Полли громко зевнула; Уэсли поджег новую сигарету.

– Я не счастливый человек, – сознался Эверхарт, – но я знаю, что делаю. Я знаю, что знаю о Джоне Донне и барде с берегов Эйвона; я умею объяснить студентам, о чем там речь. Я даже рискну сказать, что полностью понимаю Шекспира, – он, как и я, сознавал несовершенство острее, чем обычно подозревается. Мы согласны по поводу Отелло, который, если бы не природная доверчивость и наивность, нашел бы в Яго безобидную и мелкую злобу термита, слабую, беспомощную и равно неуместную. А Ромео с его капризным нетерпением! А Гамлет! Несовершенство, несовершенство! Тут нет хорошего, нет оснований для добра и нет оснований для морали…

– Хватит скрипеть мне в ухо! – прервал его Джордж. – Я тебе не тупой студент.

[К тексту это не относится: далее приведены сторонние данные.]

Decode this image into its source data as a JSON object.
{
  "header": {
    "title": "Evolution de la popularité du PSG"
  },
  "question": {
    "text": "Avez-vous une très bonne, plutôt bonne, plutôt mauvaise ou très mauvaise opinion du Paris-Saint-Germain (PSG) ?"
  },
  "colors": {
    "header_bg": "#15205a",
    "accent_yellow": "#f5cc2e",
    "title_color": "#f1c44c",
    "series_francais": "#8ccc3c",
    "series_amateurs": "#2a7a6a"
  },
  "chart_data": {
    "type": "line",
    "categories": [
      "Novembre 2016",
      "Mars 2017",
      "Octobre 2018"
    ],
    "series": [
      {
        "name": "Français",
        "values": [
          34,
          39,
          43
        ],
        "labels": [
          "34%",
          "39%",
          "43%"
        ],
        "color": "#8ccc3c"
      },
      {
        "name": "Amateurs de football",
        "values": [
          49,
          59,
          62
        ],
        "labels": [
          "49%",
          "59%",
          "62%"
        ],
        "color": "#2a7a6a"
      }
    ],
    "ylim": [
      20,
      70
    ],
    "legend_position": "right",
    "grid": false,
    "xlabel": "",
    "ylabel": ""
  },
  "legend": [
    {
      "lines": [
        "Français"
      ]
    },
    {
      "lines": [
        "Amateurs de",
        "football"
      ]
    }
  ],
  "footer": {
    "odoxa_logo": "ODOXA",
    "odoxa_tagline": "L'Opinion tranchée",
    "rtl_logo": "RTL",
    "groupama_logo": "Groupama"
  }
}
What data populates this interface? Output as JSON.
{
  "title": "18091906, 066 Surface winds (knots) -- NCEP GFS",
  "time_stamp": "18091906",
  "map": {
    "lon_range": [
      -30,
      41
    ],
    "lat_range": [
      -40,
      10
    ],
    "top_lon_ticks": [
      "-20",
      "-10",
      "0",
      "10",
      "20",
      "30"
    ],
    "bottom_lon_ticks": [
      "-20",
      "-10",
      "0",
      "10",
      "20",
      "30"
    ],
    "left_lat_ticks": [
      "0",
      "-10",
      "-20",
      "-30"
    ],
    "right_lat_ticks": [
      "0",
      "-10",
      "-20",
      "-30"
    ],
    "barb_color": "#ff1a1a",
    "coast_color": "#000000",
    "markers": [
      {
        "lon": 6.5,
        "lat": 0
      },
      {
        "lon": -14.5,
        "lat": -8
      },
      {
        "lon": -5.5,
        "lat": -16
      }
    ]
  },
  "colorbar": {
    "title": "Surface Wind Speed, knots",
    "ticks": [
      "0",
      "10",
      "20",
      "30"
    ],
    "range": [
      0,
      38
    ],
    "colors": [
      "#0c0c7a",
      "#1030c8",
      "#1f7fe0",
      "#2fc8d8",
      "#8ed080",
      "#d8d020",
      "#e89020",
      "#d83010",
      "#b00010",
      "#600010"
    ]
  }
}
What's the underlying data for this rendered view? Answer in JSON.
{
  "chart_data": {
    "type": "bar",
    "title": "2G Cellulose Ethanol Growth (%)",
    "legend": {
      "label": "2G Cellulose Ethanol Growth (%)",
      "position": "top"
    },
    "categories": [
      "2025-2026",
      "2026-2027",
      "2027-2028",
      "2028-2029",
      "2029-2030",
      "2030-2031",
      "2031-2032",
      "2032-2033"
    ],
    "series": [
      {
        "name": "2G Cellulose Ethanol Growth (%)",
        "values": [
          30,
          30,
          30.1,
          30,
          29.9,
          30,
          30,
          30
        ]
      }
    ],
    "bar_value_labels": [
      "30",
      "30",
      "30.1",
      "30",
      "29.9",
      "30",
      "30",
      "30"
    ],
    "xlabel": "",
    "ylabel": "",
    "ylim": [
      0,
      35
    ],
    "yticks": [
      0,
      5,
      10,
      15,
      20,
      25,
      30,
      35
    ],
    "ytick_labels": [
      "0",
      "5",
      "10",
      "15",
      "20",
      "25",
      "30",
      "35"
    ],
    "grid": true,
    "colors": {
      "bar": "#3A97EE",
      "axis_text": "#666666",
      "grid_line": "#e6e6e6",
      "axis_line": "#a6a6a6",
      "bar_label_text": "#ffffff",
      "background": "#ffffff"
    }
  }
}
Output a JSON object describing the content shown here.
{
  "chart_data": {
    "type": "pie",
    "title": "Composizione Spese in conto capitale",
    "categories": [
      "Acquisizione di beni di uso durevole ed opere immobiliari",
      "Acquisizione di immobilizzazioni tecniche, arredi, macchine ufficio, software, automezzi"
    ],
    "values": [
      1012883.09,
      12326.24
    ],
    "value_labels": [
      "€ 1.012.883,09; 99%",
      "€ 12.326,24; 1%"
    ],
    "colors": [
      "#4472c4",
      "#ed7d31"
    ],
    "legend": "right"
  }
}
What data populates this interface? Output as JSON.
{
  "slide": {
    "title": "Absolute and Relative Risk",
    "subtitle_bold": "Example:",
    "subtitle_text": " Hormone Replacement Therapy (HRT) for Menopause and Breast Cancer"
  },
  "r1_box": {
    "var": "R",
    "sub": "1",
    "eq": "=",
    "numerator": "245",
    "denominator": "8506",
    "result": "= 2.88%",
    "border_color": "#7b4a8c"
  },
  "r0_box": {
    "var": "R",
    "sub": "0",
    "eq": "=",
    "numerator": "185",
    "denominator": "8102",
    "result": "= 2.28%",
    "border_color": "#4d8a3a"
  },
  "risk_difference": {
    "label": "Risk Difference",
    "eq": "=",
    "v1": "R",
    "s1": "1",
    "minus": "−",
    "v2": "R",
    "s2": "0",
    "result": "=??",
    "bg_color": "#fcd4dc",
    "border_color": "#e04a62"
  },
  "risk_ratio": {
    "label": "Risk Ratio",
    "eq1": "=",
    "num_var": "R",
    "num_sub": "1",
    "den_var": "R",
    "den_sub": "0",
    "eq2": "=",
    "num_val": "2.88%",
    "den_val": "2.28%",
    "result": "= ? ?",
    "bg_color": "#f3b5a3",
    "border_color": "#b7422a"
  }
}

– Ля-ля! – добавила одна девушка.

– Да! – воскликнул Эверхарт. – «Высокие упования по ничтожному поводу»! Шекспир сказал это в «Бесплотных усилиях любви» [sic][8]. Да! Вот оно! Ничтожный повод и люди со своими высокими упованиями… но, парни и девушки, не могу жаловаться: у меня хорошая должность в универе, как мы его называем, и счастливо живу с престарелым отцом и импульсивным младшим братом в удобной квартире; я ем регулярно, хорошо сплю, пью достаточно пива, читаю книги и посещаю культурные мероприятия во множестве, и я знаю кое-каких женщин…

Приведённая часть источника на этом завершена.